Tuesday, March 25, 2008
I've taken as really long--for me, anyway--break from writing. Four days without doing any editing or anything has been sort of extreme for me. Well, I say I haven’t been writing, but I have been doing research. I have this story about an Appalachian kid who becomes obsessed with the idea that he is descended from the Chrysanthemum Throne. So, I’ve been brushing up on my Japanese history.
My sister and I had a nice long talk yesterday. She mentioned how much she liked “Ghosts” and I mentioned how I was having such a hard time getting my serious stories accepted. She said just to keep submitting it. You know, I’ve come to the realization that editors really want stories about nothing. They don’t want catharsis, epiphanies or life changing events in the stories. They don’t want Kurt Vonnegut style writing. And—well, you know—bad things often happen to my characters. I’m getting these super nice rejections with great personal comments about how they like the story but are shying away from death elements.
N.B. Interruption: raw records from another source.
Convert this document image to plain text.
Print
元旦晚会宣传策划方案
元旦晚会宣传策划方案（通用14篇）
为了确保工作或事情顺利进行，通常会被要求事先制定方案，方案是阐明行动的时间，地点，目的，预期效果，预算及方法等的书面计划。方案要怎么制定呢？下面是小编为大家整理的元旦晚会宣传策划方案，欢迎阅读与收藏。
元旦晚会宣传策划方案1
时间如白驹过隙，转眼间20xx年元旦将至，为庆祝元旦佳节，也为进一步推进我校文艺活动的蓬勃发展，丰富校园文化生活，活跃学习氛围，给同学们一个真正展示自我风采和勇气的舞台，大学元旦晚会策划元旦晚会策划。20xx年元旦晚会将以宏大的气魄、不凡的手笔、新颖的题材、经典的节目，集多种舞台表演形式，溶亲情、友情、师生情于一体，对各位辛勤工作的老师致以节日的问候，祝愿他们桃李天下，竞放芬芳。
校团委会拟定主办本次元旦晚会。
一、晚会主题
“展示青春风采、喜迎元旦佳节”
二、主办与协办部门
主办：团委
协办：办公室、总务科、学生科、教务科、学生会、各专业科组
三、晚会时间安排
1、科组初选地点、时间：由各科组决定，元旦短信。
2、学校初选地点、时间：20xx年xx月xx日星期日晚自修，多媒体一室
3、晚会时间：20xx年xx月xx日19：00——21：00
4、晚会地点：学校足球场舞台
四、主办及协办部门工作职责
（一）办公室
Even the frogs die in my stories. I’m just not sure where to draw the line.
Pastor Jimmy and Pam dropped by today to pick up some gourds. I showed him the one I was working on with my wood burner. He’s going to do a gourd for me. Anyway, I was moaning to him about all of this, since he is, after all a fellow writer—and a published one. He may only have graduated the fifth grade, but he’s the closest friend I have up here who is a bona fide genius.
“Yes,” I said, “as far as I can tell, they want stories about how you go to the grocery store and can’t find what you are looking for. Stuff like that.”
“You mean like Seinfeld.” he said.
“Exactly.”
To understand what I found so funny about this, you will need to go back and read my serpent handling articles. I don’t think Jimmy has a TV—and even he gets this.
I’m just dumber than dirt, I guess.
So, I’m going to start throwing out some stories about nothin’.